Campiglia Marittima scrigno di bellezza paesaggistica e architettonica.
Nell’estremo lembo meridionale della Maremma Livornese, si trova la Val di Cornia. Qui, su una collina a 231 metri d’altitudine che domina la piana e il mare, è adagiata Campiglia Marittima: nell’elenco de I borghi più belli d’Italia dal 2021.
Lascio la macchina appena fuori dal centro storico. È dicembre, la tramontana pizzica il volto, rende terza l’aria e con lei la mente. Ma non può molto sugli alberi: sono pochi quelli da rendere glabri. Tutt’intorno all’abitato e tra le vie, piante sempreverdi: olivi dai riflessi argentei, pini marittimi e macchia mediterranea.
Mi dirigo verso Porta Ribellino (o a Mare), il principale accesso al paese vecchio. La struttura è imponente e suggestiva: un arco in conci di pietra, originari di una costruzione medievale, crea un passaggio attraverso un palazzo dalla facciata neogotica con merli sommitali. È il risultato di un restauro della prima metà del Novecento in sintonia con lo stile architettonico di tendenza nel periodo.
Il varco si affaccia sul terrapieno di via Vittorio Veneto, da dove si gode di un panorama mozzafiato sul golfo del Sole: una mezzaluna azzurra con alle estremità Puntala e Il promontorio di Piombino dalla quale si elevano l’isola di Montecristo e d’Elba. Mi coglie una vertigine di bellezza e d’infinito.
Oltrepasso l’arco d’ingresso al centro storico. Passi lenti sulle selci di via Roma. Alzo gli occhi a cercare spicchi di cielo tra i tetti e annuso l’aria: sa di antico, di storia e di storie, di vite passate e presenti.
Vicoli si dipanano laterali. Li imbocco. Mi ci perdo per poi tornare sulla strada principale. Stretti si incuneano tra facciate di case di pietra, attraversano edifici in passaggi dai soffitti di travi di legno che sostengono solai imbarcati. E poi loggette, balconcini con fioriere in terracotta, rosso di gerani e verde di piante grasse. Giochi di luci e ombre.
Odore di sapone di Marsiglia mi fa regredire bambino.
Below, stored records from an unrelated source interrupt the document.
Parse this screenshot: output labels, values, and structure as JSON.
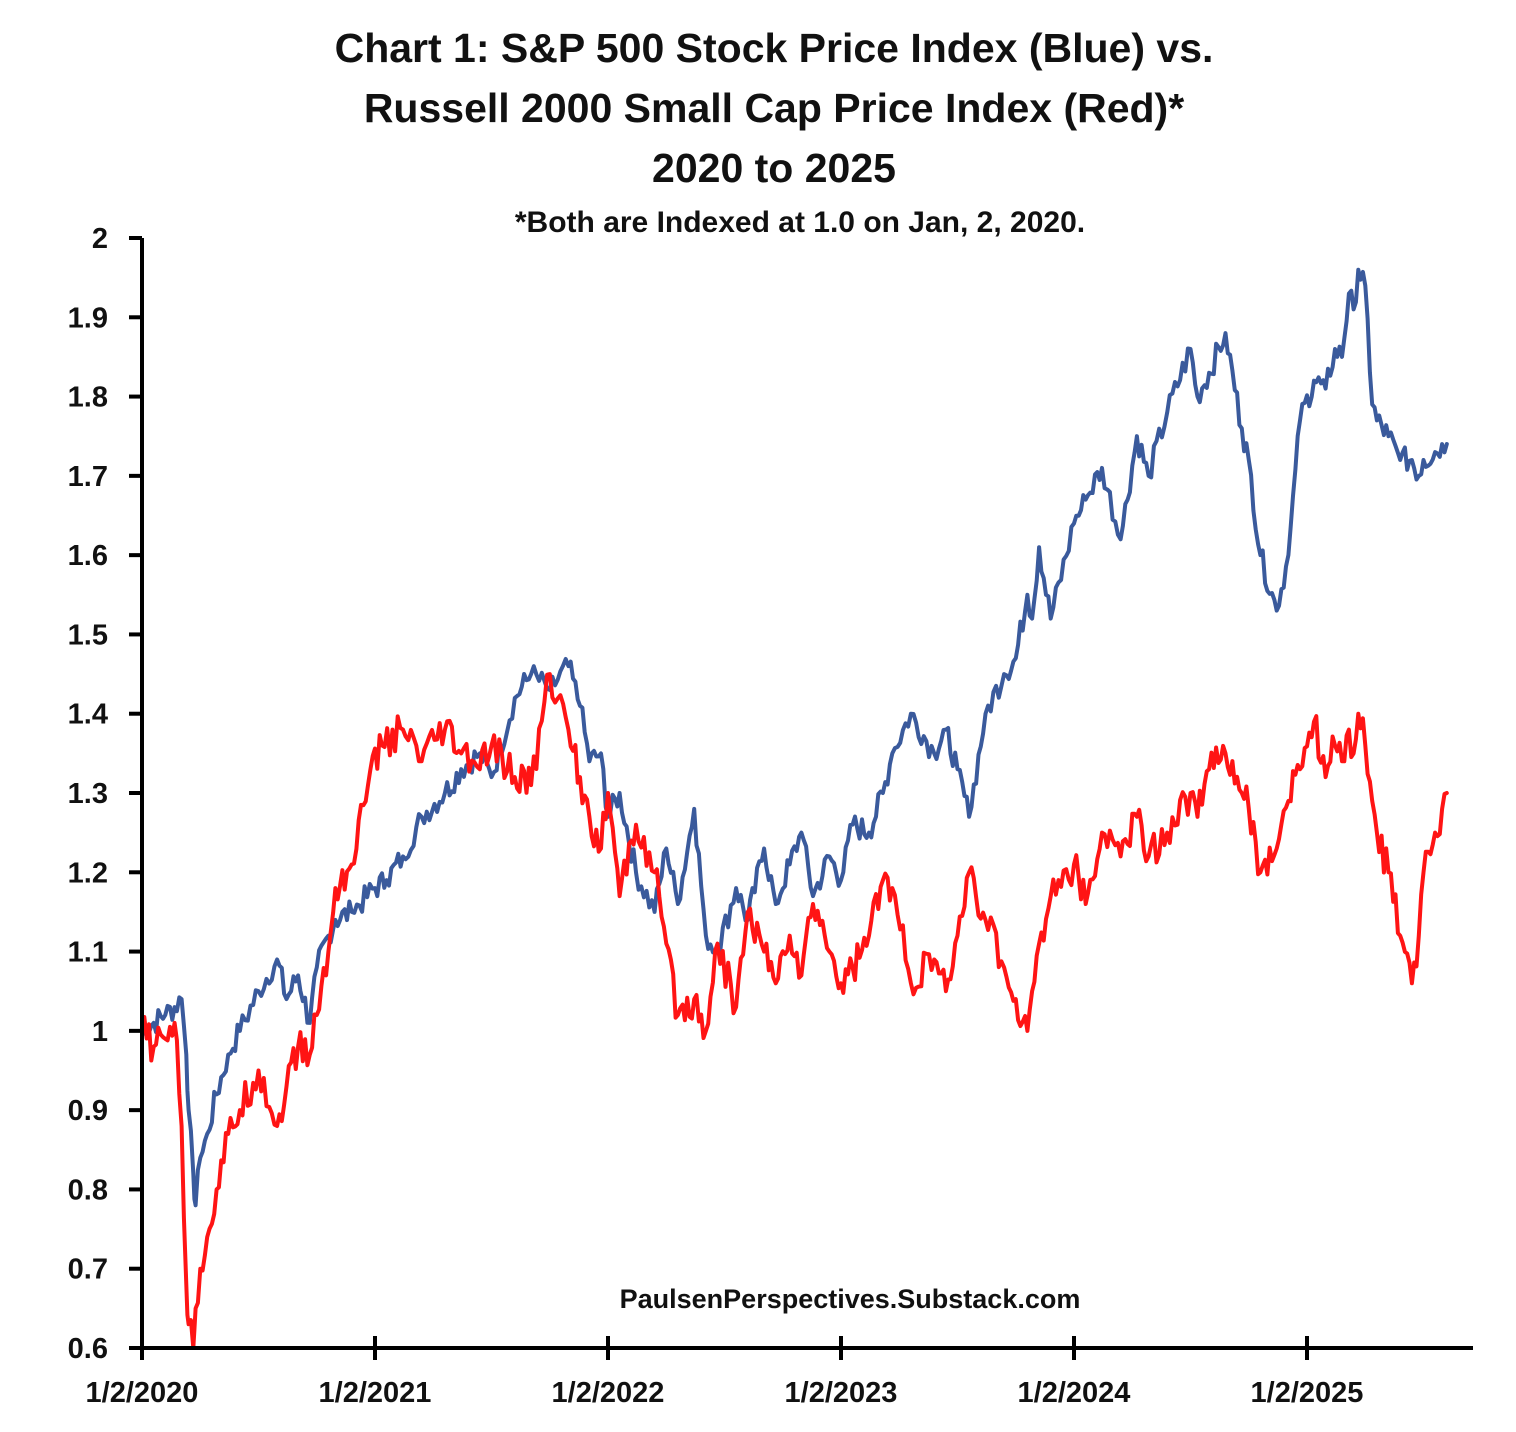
{
  "chart_data": {
    "type": "line",
    "title_lines": [
      "Chart 1: S&P 500 Stock Price Index (Blue) vs.",
      "Russell 2000 Small Cap Price Index (Red)*",
      "2020 to 2025"
    ],
    "subtitle": "*Both are Indexed at 1.0 on Jan, 2, 2020.",
    "source": "PaulsenPerspectives.Substack.com",
    "xlabel": "",
    "ylabel": "",
    "x_unit": "years since 1/2/2020",
    "xlim": [
      0,
      5.72
    ],
    "ylim": [
      0.6,
      2.0
    ],
    "y_ticks": [
      {
        "value": 0.6,
        "label": "0.6"
      },
      {
        "value": 0.7,
        "label": "0.7"
      },
      {
        "value": 0.8,
        "label": "0.8"
      },
      {
        "value": 0.9,
        "label": "0.9"
      },
      {
        "value": 1.0,
        "label": "1"
      },
      {
        "value": 1.1,
        "label": "1.1"
      },
      {
        "value": 1.2,
        "label": "1.2"
      },
      {
        "value": 1.3,
        "label": "1.3"
      },
      {
        "value": 1.4,
        "label": "1.4"
      },
      {
        "value": 1.5,
        "label": "1.5"
      },
      {
        "value": 1.6,
        "label": "1.6"
      },
      {
        "value": 1.7,
        "label": "1.7"
      },
      {
        "value": 1.8,
        "label": "1.8"
      },
      {
        "value": 1.9,
        "label": "1.9"
      },
      {
        "value": 2.0,
        "label": "2"
      }
    ],
    "x_ticks": [
      {
        "value": 0,
        "label": "1/2/2020"
      },
      {
        "value": 1,
        "label": "1/2/2021"
      },
      {
        "value": 2,
        "label": "1/2/2022"
      },
      {
        "value": 3,
        "label": "1/2/2023"
      },
      {
        "value": 4,
        "label": "1/2/2024"
      },
      {
        "value": 5,
        "label": "1/2/2025"
      }
    ],
    "grid": false,
    "series": [
      {
        "name": "S&P 500 Stock Price Index",
        "color": "#3a5a9c",
        "x": [
          0,
          0.05,
          0.1,
          0.14,
          0.17,
          0.19,
          0.2,
          0.22,
          0.23,
          0.25,
          0.28,
          0.32,
          0.37,
          0.42,
          0.5,
          0.58,
          0.62,
          0.67,
          0.72,
          0.75,
          0.8,
          0.83,
          0.9,
          1.0,
          1.05,
          1.12,
          1.2,
          1.3,
          1.37,
          1.45,
          1.5,
          1.6,
          1.67,
          1.75,
          1.83,
          1.88,
          1.92,
          1.97,
          2.0,
          2.05,
          2.12,
          2.2,
          2.25,
          2.3,
          2.37,
          2.42,
          2.47,
          2.55,
          2.6,
          2.67,
          2.72,
          2.78,
          2.83,
          2.88,
          2.95,
          3.0,
          3.05,
          3.12,
          3.18,
          3.22,
          3.3,
          3.4,
          3.45,
          3.5,
          3.55,
          3.62,
          3.7,
          3.75,
          3.8,
          3.82,
          3.85,
          3.9,
          4.0,
          4.05,
          4.12,
          4.2,
          4.27,
          4.32,
          4.4,
          4.5,
          4.53,
          4.58,
          4.65,
          4.72,
          4.75,
          4.8,
          4.87,
          4.92,
          4.97,
          5.03,
          5.08,
          5.12,
          5.15,
          5.18,
          5.2,
          5.22,
          5.25,
          5.28,
          5.3,
          5.35,
          5.4,
          5.45,
          5.48,
          5.5,
          5.55,
          5.58,
          5.6
        ],
        "values": [
          1.0,
          1.01,
          1.02,
          1.03,
          1.04,
          0.97,
          0.9,
          0.82,
          0.78,
          0.84,
          0.87,
          0.92,
          0.97,
          1.0,
          1.05,
          1.09,
          1.04,
          1.07,
          1.01,
          1.08,
          1.12,
          1.14,
          1.15,
          1.18,
          1.19,
          1.22,
          1.27,
          1.3,
          1.33,
          1.35,
          1.32,
          1.42,
          1.45,
          1.43,
          1.46,
          1.41,
          1.34,
          1.35,
          1.27,
          1.3,
          1.2,
          1.15,
          1.23,
          1.16,
          1.28,
          1.12,
          1.1,
          1.18,
          1.14,
          1.23,
          1.16,
          1.21,
          1.25,
          1.17,
          1.22,
          1.19,
          1.26,
          1.25,
          1.3,
          1.35,
          1.4,
          1.35,
          1.38,
          1.33,
          1.27,
          1.4,
          1.45,
          1.47,
          1.55,
          1.52,
          1.61,
          1.52,
          1.64,
          1.67,
          1.71,
          1.62,
          1.75,
          1.7,
          1.78,
          1.86,
          1.8,
          1.83,
          1.88,
          1.76,
          1.72,
          1.6,
          1.53,
          1.6,
          1.77,
          1.82,
          1.81,
          1.86,
          1.85,
          1.93,
          1.91,
          1.96,
          1.94,
          1.79,
          1.77,
          1.75,
          1.72,
          1.72,
          1.7,
          1.72,
          1.73,
          1.74,
          1.74
        ]
      },
      {
        "name": "Russell 2000 Small Cap Price Index",
        "color": "#ff1414",
        "x": [
          0,
          0.05,
          0.1,
          0.14,
          0.17,
          0.19,
          0.2,
          0.22,
          0.23,
          0.25,
          0.28,
          0.32,
          0.37,
          0.42,
          0.5,
          0.58,
          0.62,
          0.67,
          0.72,
          0.75,
          0.8,
          0.83,
          0.9,
          0.97,
          1.03,
          1.12,
          1.2,
          1.3,
          1.37,
          1.45,
          1.5,
          1.6,
          1.67,
          1.75,
          1.83,
          1.88,
          1.92,
          1.97,
          2.0,
          2.05,
          2.12,
          2.2,
          2.25,
          2.3,
          2.37,
          2.42,
          2.47,
          2.55,
          2.6,
          2.67,
          2.72,
          2.78,
          2.83,
          2.88,
          2.95,
          3.0,
          3.05,
          3.12,
          3.18,
          3.22,
          3.3,
          3.4,
          3.45,
          3.5,
          3.55,
          3.62,
          3.7,
          3.75,
          3.8,
          3.82,
          3.85,
          3.9,
          4.0,
          4.05,
          4.12,
          4.2,
          4.27,
          4.32,
          4.4,
          4.5,
          4.53,
          4.58,
          4.65,
          4.72,
          4.75,
          4.8,
          4.87,
          4.92,
          4.97,
          5.03,
          5.08,
          5.12,
          5.15,
          5.18,
          5.2,
          5.22,
          5.25,
          5.28,
          5.3,
          5.35,
          5.4,
          5.45,
          5.48,
          5.5,
          5.55,
          5.58,
          5.6
        ],
        "values": [
          1.0,
          0.98,
          0.99,
          1.01,
          0.88,
          0.68,
          0.63,
          0.6,
          0.65,
          0.7,
          0.74,
          0.8,
          0.87,
          0.9,
          0.95,
          0.88,
          0.93,
          0.98,
          0.97,
          1.02,
          1.1,
          1.18,
          1.21,
          1.31,
          1.36,
          1.38,
          1.34,
          1.38,
          1.35,
          1.33,
          1.36,
          1.32,
          1.31,
          1.45,
          1.38,
          1.32,
          1.27,
          1.23,
          1.3,
          1.17,
          1.26,
          1.2,
          1.11,
          1.02,
          1.04,
          1.0,
          1.11,
          1.03,
          1.15,
          1.1,
          1.06,
          1.12,
          1.07,
          1.16,
          1.1,
          1.06,
          1.08,
          1.12,
          1.19,
          1.18,
          1.06,
          1.09,
          1.05,
          1.12,
          1.2,
          1.14,
          1.08,
          1.04,
          1.0,
          1.05,
          1.11,
          1.17,
          1.21,
          1.16,
          1.25,
          1.22,
          1.27,
          1.22,
          1.25,
          1.3,
          1.27,
          1.33,
          1.35,
          1.3,
          1.28,
          1.2,
          1.23,
          1.29,
          1.33,
          1.39,
          1.32,
          1.36,
          1.34,
          1.38,
          1.35,
          1.4,
          1.36,
          1.29,
          1.25,
          1.2,
          1.12,
          1.06,
          1.12,
          1.2,
          1.25,
          1.28,
          1.3
        ]
      }
    ]
  }
}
Cerco con lo sguardo: panni colorati, appesi a fili, fluttuano al vento parlando delle persone che abitano quelle dimore.
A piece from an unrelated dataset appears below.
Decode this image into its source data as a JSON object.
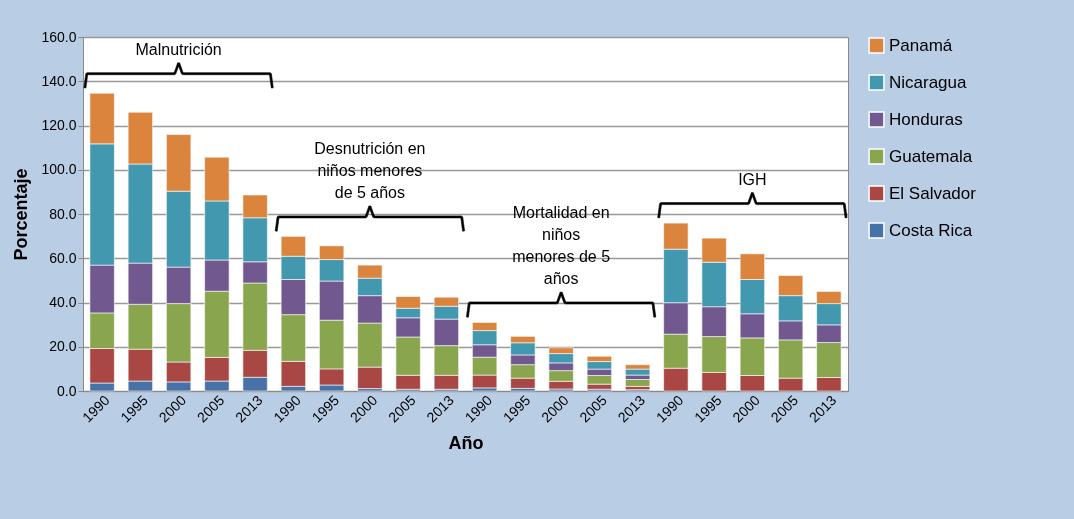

Silenzio ed eteree presenze: compaiono e scompaiono di colpo da angoli o scalinate. Sono lontani i giorni della bella stagione quando il borgo si anima di turisti e si diffondono dialetti e lingue straniere. Arrivano in primavera come la colonia di rondoni dai gioiosi garriti e dai voli pindarici. E proprio a questi magnifici volatili sono dedicate ceramiche policrome: affisse ai muri, li raffigurano ad ali spiegate, integrate da pannelli che parlano delle loro abitudini.
Ma l’arte, che diventa estensione e interpretazione della bellezza del luogo, si trova disseminata un po’ ovunque tra le viuzze: dipinti murali incorniciati da piastrelle di cotto si mostrano improvvisi ritraendo suggestivi scorci del borgo. Sono i più meritevoli del concorso Dipingi un angolo di Campiglia che ogni anno si replica tra maggio e giugno.
Torno sulla via Roma, mentre fotogrammi si susseguono nella mente ripercorrendo la storia di Campiglia Marittima…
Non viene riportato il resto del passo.